Vitamins, nutrients and minerals are crucial for health. For example, calcium’s function is to form bone and teeth, but you may not know that it is also vital for blood clotting and nerve transmission. Magnesium helps decrease blood pressure, and phosphorous aids metabolic energy control. Sodium helps with proper nerve function and muscle contraction, but too much can lead to vomiting and hypertension.

More recently, phytonutrients, a new group of nutritional compounds, have been discovered. These compounds are derived from fruits and vegetables and other plant foods, such as carotenoids, flavonoids and limonoids, and play a very important role in determining our disease risk. They are highly cardio-protective, chemo-protective, neuro-protective, but unfortunately, our diets no longer contain adequate amounts for optimum health.

Plausible explanations put forward in the scientific literature to explain these deficits include our fad diets and bad eating habits. Low-carbohydrate, high-protein diets, meal replacements, detox diets and the many more diets on the market all promise to make you thinner, healthier and happier, but tend to lead to yo-yo dieting and, in many cases, a deficiency in vital nutrients. In addition, we consume vast amounts of processed and fast foods. Not only has this led to nutritional deficiencies — for example, consuming sodas impedes the uptake of calcium, thereby increasing the risk of osteoporosis — but fast and processed foods have also contributed to our current and ever-increasing obesity epidemic, which, tragically, our pediatric population has not eluded.

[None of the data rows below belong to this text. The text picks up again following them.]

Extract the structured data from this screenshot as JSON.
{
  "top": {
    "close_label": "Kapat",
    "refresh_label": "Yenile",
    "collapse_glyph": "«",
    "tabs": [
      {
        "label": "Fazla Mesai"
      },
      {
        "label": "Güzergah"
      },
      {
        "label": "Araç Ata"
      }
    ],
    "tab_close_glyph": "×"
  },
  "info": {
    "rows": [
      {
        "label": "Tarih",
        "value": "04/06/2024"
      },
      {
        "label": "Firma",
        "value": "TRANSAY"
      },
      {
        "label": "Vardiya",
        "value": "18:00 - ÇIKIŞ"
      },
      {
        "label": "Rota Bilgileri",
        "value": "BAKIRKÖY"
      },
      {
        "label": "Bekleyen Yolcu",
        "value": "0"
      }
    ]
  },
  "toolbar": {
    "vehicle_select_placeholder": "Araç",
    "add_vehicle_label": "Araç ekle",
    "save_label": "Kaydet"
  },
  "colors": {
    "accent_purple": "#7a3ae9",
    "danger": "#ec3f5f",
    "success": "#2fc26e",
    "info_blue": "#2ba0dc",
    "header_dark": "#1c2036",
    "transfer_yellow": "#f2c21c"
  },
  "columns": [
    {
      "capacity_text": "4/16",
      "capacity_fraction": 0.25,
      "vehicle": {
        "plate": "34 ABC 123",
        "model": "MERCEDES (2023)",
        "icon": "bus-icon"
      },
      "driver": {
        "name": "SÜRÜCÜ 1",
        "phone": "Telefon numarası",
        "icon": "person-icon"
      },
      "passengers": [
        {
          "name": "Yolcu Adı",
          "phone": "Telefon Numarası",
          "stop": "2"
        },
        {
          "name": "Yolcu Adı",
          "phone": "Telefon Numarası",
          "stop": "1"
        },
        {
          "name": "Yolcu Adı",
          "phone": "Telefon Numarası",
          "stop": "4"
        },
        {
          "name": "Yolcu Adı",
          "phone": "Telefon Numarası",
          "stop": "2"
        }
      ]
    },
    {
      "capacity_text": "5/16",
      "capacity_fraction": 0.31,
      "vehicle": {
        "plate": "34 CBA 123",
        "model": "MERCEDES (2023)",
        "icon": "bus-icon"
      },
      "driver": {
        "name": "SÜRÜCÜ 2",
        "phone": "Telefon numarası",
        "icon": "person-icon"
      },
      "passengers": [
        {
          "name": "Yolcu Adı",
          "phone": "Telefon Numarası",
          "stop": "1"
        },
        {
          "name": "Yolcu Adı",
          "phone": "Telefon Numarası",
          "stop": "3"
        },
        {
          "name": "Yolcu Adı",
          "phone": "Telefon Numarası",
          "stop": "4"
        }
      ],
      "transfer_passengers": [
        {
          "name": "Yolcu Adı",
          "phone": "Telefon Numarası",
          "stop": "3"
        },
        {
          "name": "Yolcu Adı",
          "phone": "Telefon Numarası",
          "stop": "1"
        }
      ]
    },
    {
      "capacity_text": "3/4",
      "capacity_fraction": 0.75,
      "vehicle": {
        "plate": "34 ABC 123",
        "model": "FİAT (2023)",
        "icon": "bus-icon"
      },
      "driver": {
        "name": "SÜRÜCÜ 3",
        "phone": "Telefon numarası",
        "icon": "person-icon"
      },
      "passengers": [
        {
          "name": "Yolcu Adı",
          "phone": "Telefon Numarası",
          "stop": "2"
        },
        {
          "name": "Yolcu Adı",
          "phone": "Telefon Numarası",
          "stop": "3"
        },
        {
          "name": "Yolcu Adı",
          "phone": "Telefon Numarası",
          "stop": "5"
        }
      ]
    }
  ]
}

Of course, we would not have deficits in our diets if we just took a good vitamin supplement, right? Unfortunately, many of the vitamins currently on the market are very poorly designed by companies that don’t know what they are producing, and are consumed by people who don’t know what they are eating. In general, people eating a healthy balanced diet do not need to take any supplements. In some cases, however, supplements from reputable companies may be necessary, such as during pregnancy and lactation, for people who are sick and also for athletes.

The simplest way to a happier, healthier you for 2011 maybe to banish the fad diets and go back to basics, cooking your own fresh foods and eating five portions of fruit and vegetables a day.   

Louise Kelly, Ph.D. is an assistant professor of exercise science at California Lutheran University in Thousand Oaks.